Gran Bretaña: un reto en una Europa carente de visión

  • Si Europa no asume un papel más activo en el mundo y si no se acepta un mayor liderazgo de las instituciones comunitarias seremos víctimas de lo que suceda dentro y fuera de la UE.

EL impacto del voto de los británicos es muy profundo porque no es resultado de una elección racional, sino porque refleja sentimientos que no son exclusivos del Reino Unido, un país que organizó un referéndum para seguir igual y el resultado es que todo le ha cambiado. Ahora afrontamos un reto no esperado. Estamos obligados a negociar la retirada de un Reino Unido que querrá mantener vínculos estrechos con la UE, pero evitando los requisitos burocráticos y minorando mucho sus obligaciones de aportación al presupuesto. Sin embargo, la UE no puede concederle una condición mejor de la que tenía como miembro. Pero tampoco puede tratarla como un evadido, por más que esté obligada a mantener una posición firme so pena de que el ejemplo se reproduzca.

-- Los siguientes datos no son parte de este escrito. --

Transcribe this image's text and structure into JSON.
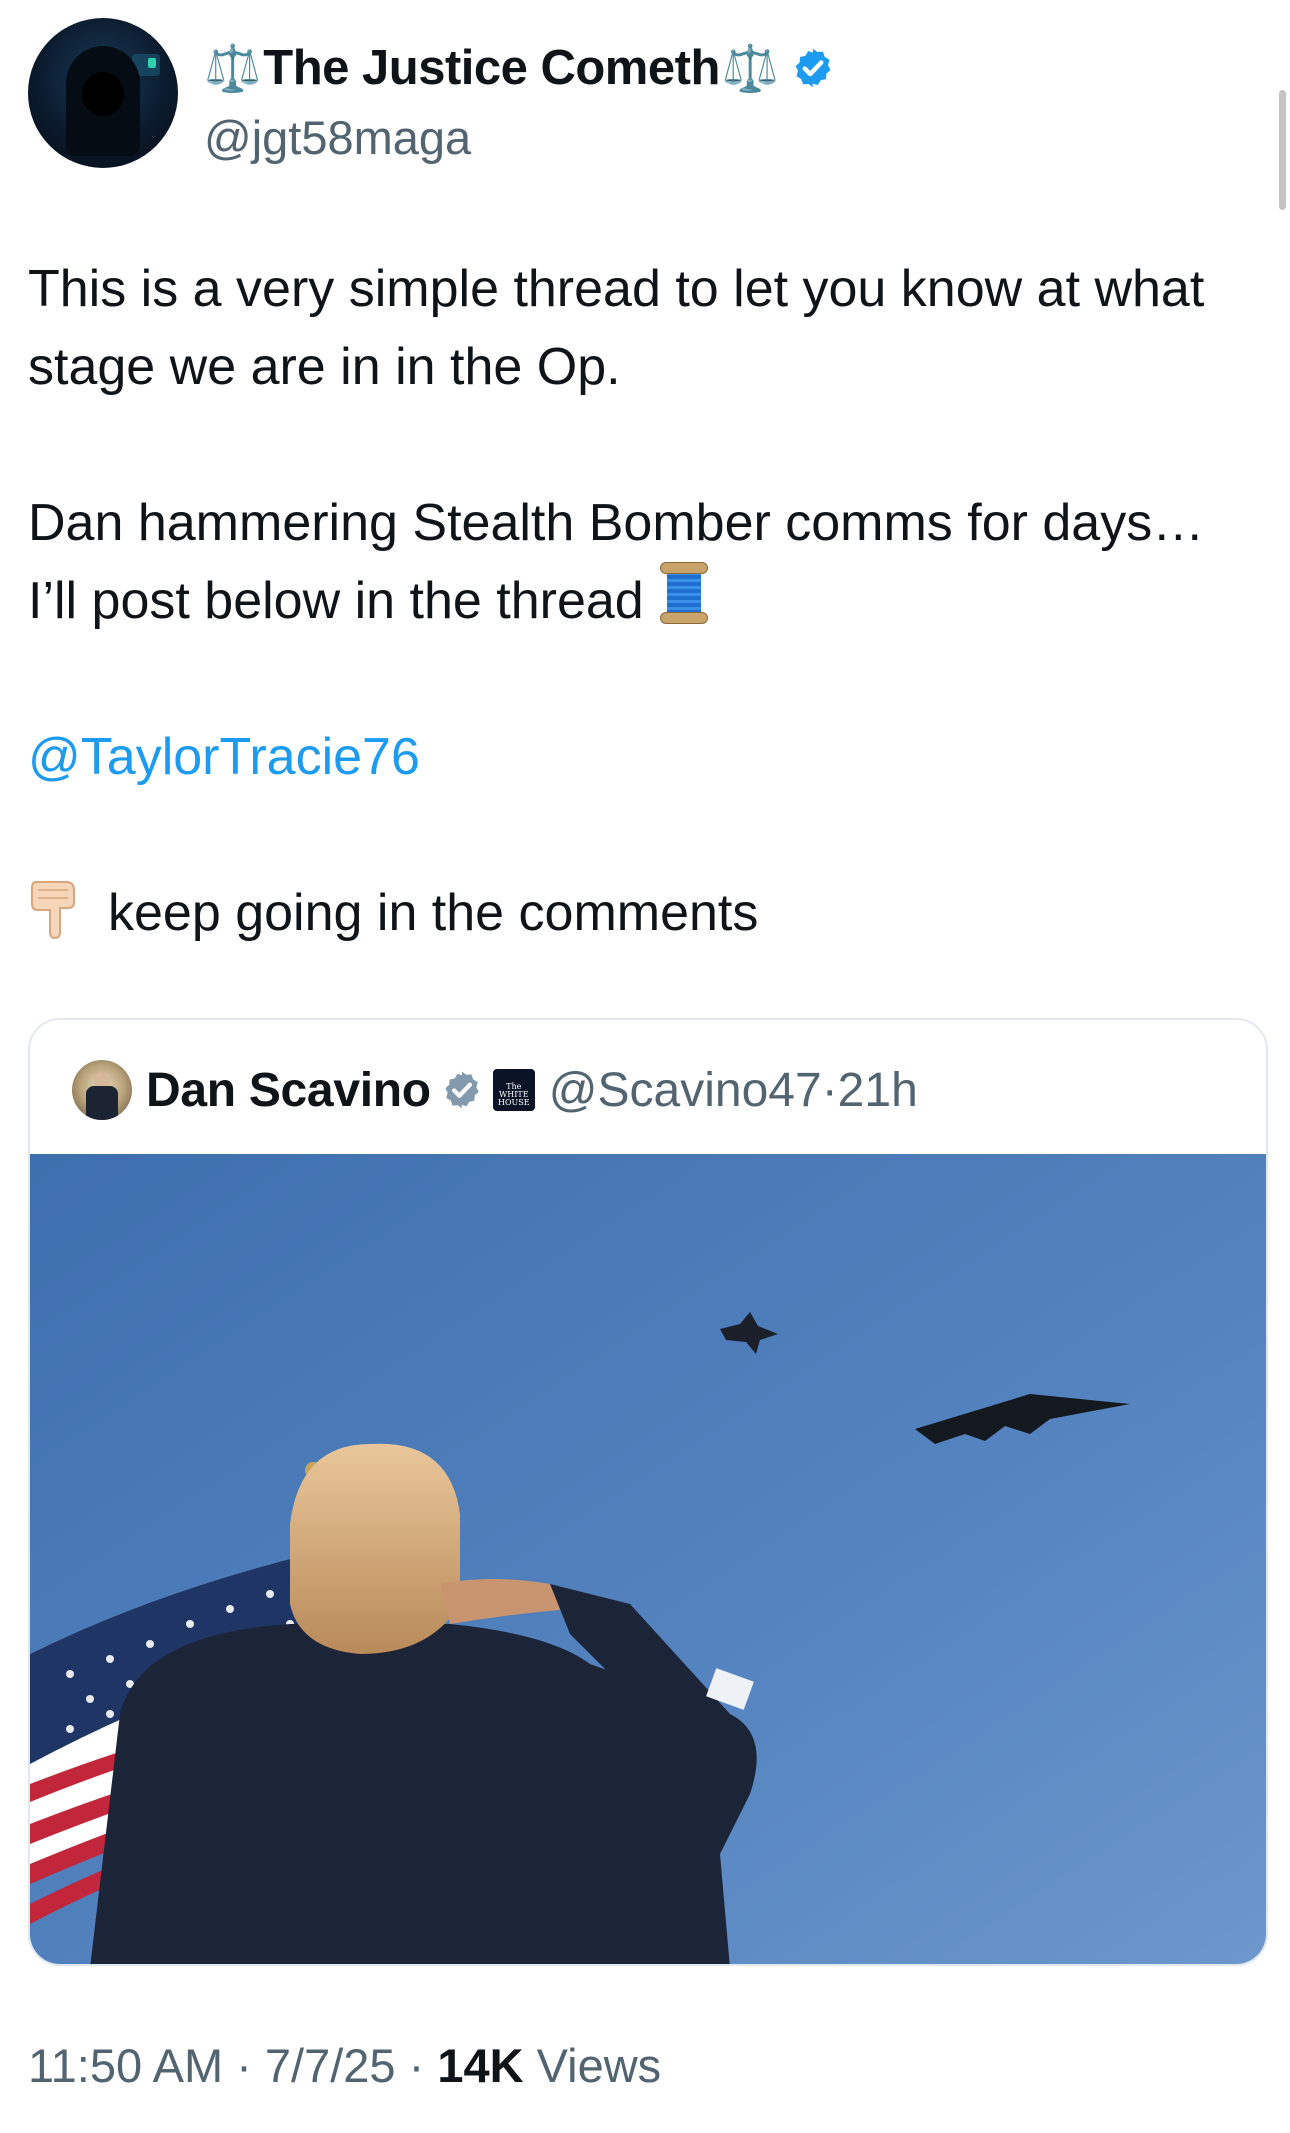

La visión europea progresivamente construida durante decenios se ha congelado y los debates atañen cada vez a nuestras propias contradicciones, en lugar de a cómo situarnos y cómo actuar ante los cambios del mundo. Atender a los problemas del presente no es excusa para no establecer propósitos para el futuro, y para esto hace falta una visión de largo alcance que no se suple con grandes propósitos de escala mundial, como los relacionados con la sostenibilidad y similares porque son sólo adjetivos y no lo sustantivo. Esto es evidente en la política exterior, en la que defendemos grandes ideales pero no tenemos ni los medios ni la voluntad para hacerlos realidad. Incluso en la interior no estamos faltos de contradicciones: las políticas siguen siendo sobre todo nacionales y en algunos casos las objeciones a las políticas de la UE se convierten en un asunto central. Tratamos de progresar en la ciudadanía europea y a la vez resurgen los nacionalismos anacrónicos.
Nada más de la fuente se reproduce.